Tens of thousands of people, masked and not masked, have crowded the streets of Minneapolis, Atlanta, Louisville, Ky. And other cities during the week since George Floyd died after a white Minneapolis police officer knelt on his neck. They are the largest public gatherings in the United States since the pandemic forced widespread shutdowns, and many local officials warned of a possible peak in new cases in one or two weeks.
“The risk of transmission is lower in open spaces, but wherever there is a collection, there is still the risk of transmitting the virus,” Dr. Elaine Nsoesie, assistant professor of global health at Boston University.
Health experts urged protesters not to sing and scream to reduce the threat of transfer from person to person. And they warned that police tactics such as tear gas and pepper spray could exacerbate the situation by asking people to cough and suck for air.
The New York City Department of Health and Mental Hygiene issued a list of tips for protesters to lower their risk of being hit by COVID-19, such as covering their faces and staying in small groups.
“Don’t scream; use signs and sound makers instead,” division of the Council.
Nsoesie said that while she agrees with the feeling, “I can see how some of these tips can be difficult to follow. For example, if you are angry or frustrated with a problem, you want to express that feeling and talking is a way to do it . “
She added, “It’s also difficult to keep 6 feet away during a protest.”
Washington, D.C., Mayor Muriel Bowser said she is worried about how consecutive days of protests could trigger an influx of COVID-19 cases. Huge demonstrations began in the nation’s capital on Friday – the same day Bowser lifted orders at home and eased the rules for suspension.

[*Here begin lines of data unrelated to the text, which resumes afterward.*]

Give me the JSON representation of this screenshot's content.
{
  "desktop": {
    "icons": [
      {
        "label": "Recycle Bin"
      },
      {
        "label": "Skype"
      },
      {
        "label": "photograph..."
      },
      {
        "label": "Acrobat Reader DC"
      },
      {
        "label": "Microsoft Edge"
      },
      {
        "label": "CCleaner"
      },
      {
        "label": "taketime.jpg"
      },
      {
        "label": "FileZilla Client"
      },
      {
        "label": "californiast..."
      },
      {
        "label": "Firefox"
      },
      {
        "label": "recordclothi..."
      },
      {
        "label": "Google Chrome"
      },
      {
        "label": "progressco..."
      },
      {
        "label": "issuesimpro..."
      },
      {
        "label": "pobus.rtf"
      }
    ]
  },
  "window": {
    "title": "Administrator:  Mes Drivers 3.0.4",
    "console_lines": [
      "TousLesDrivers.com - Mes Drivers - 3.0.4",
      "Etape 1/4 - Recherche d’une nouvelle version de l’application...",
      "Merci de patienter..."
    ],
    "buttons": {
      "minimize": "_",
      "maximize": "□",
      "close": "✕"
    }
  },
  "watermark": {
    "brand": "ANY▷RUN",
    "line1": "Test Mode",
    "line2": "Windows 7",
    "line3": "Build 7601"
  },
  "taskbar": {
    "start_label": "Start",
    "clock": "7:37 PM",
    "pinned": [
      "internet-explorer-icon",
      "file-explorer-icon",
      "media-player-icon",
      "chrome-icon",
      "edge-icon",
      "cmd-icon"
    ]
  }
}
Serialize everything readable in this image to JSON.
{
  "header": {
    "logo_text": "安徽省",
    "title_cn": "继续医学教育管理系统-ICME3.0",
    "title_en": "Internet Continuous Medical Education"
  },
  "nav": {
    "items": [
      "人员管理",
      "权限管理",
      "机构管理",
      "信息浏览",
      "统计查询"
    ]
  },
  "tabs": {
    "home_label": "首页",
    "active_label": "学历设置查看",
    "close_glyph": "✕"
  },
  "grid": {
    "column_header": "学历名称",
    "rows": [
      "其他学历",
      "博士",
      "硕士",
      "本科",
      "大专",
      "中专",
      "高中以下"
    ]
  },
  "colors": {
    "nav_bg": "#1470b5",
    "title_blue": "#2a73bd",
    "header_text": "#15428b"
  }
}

The city still limits the gatherings to a maximum of ten people. But in the streets around the White House, that cap is regularly overrun with orders of magnitude.
“I am so concerned that I urge everyone to consider their exposure if they need to isolate themselves from their family members when they return home and if they need to be tested, because we have worked very hard to close the curve,” Bowser said on NBC: s Meet the press.
But the risks of gathering during a global pandemic should not stop people from protesting against racism, according to dozens of public health and disease experts who signed an open letter in support of the protests.
“White supremacy is a deadly public health issue that precedes and contributes to COVID-19,” the letter states.
Originally written by experts on infectious diseases at the University of Washington, the letter cited a number of systemic problems, from the disproportionately high rate of black people being killed by US police to differences in life expectancy and other important categories – including black Americans’ higher coronavirus death rate.
“Data shows that black and Latin Americans have been disproportionately affected by COVID-19 in many states,” said Nsoesie, who did not belong to the letter signing when NPR contacted her. “Racism is one of the reasons why this difference exists.”
She continued, “Racism is a social determinant of health. It affects the physical and mental health of blacks in the United States. So I would not weigh these crises separately.”
The local authorities should not break up tight demonstrations “in the form of maintaining public health,” the experts said in their open letter. They urged law enforcement agencies not to use tear gas, smoke and other irritants and said they could make people more susceptible to infection and worsen existing health conditions.
Doctors also confirmed the potential for COVID-19 cases to rise in the coming days, and urged the public health organization to increase access to care and testing in affected communities.